I love to see people laugh and I love it more if I can make them laugh. I think this comes across in my drumming. I watch a lot of The Marx Brothers' movies and they were doing the same sort of things. You've seen the way (Chico Marx) plays the piano with that certain flair . . . adding something to the music while taking liberties within his own capabilities? It's a question of taking somebody else's music but not sending it up in a derogative sense, just injecting your own personality. (Pete Townshend)'s music allows me to do this.
You know, if I ever stopped laughing inside and quit believing in people then I would get very hurt and totally disillusioned. You have to treat everything - even if at that time it seems like a right bummer - as a good experience. There are things that have happened to me that have made me wonder where I went wrong . . . things of a personal nature, like my relationship with my wife. They're the things that make you think most, because one is far more deeply involved.
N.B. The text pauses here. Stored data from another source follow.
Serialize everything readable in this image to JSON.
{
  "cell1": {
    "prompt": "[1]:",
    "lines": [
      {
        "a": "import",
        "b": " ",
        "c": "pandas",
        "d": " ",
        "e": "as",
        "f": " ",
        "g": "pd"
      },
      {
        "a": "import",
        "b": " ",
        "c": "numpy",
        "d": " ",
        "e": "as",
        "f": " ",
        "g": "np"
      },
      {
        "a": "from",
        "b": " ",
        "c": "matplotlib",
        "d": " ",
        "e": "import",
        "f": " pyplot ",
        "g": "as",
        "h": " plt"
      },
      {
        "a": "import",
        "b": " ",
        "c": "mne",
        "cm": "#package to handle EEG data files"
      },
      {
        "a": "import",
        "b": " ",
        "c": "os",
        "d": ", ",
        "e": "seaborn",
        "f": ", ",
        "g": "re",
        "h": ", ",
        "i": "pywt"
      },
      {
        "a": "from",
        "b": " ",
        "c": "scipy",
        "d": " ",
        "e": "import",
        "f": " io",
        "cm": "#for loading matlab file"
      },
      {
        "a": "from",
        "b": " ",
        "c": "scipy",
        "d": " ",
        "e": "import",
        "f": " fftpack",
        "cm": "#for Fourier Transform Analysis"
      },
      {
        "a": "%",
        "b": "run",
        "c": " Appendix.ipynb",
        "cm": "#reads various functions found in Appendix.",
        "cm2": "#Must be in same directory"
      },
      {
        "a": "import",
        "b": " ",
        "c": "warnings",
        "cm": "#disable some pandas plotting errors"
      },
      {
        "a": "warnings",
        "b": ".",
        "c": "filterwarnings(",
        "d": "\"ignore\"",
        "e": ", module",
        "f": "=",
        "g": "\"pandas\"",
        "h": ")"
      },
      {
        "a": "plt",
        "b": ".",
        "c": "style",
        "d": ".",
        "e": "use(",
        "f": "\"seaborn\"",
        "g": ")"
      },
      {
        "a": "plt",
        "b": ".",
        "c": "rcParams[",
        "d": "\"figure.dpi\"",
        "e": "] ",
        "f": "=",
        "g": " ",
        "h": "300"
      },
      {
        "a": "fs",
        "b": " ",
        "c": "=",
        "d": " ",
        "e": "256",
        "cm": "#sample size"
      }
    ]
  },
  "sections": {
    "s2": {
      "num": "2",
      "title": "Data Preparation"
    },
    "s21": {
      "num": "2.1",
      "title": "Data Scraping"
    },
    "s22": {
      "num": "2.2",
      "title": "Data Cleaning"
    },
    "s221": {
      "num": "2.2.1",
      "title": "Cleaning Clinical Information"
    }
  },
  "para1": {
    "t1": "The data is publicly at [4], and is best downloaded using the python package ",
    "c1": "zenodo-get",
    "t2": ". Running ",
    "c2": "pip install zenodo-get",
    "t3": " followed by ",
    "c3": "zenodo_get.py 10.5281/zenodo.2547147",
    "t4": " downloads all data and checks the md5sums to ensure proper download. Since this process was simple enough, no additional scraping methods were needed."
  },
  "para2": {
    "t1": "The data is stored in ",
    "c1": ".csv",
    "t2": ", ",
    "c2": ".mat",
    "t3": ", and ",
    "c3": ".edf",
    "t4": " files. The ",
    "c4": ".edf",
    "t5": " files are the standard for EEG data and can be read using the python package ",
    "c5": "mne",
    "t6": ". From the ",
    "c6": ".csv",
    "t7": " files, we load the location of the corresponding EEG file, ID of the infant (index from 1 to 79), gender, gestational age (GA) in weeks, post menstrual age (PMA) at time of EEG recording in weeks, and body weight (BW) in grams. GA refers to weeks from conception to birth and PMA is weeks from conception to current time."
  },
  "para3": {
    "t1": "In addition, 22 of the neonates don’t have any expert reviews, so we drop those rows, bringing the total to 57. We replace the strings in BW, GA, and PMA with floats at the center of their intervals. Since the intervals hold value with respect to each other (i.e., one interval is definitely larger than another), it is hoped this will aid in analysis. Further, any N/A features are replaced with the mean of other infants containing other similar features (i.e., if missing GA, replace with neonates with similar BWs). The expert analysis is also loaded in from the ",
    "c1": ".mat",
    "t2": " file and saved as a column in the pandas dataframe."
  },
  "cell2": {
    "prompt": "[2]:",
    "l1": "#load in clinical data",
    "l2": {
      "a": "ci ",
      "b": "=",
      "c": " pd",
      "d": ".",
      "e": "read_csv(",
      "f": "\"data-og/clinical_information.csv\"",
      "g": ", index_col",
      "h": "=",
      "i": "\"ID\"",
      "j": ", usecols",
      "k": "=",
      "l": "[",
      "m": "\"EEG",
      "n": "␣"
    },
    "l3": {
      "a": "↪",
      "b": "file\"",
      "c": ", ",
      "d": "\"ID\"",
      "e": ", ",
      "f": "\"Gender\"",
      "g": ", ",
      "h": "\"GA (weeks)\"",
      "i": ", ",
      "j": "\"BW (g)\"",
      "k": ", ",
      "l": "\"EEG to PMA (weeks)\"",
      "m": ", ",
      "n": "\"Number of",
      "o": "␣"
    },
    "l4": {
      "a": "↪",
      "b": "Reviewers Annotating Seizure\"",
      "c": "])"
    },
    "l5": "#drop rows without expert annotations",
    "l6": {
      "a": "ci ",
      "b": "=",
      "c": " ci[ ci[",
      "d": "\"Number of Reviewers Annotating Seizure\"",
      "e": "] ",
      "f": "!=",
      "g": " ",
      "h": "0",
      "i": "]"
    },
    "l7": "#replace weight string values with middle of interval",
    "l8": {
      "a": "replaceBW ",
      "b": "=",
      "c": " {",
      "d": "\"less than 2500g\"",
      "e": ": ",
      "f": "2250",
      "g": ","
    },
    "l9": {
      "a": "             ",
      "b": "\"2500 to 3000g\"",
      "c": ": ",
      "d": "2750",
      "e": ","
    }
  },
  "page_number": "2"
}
At heart I cannot accept that I am a well-known rock 'n' roll star and one of the greatest drummers in the world. I can't believe that person on the television is really me. The Keith Moon the public knows is a myth, even if I have created him. The real me is the person who sits at home having a cup of tea with his old lady, Annette. The hotel smashing is one way I get relief from the public image. I have no temper. I do it in a spirit of amusment (sic) rather than anger. When I've done damage to a friend's house I come back sheepishly the next day and offer to put things right, which means I'm willing to foot the bill.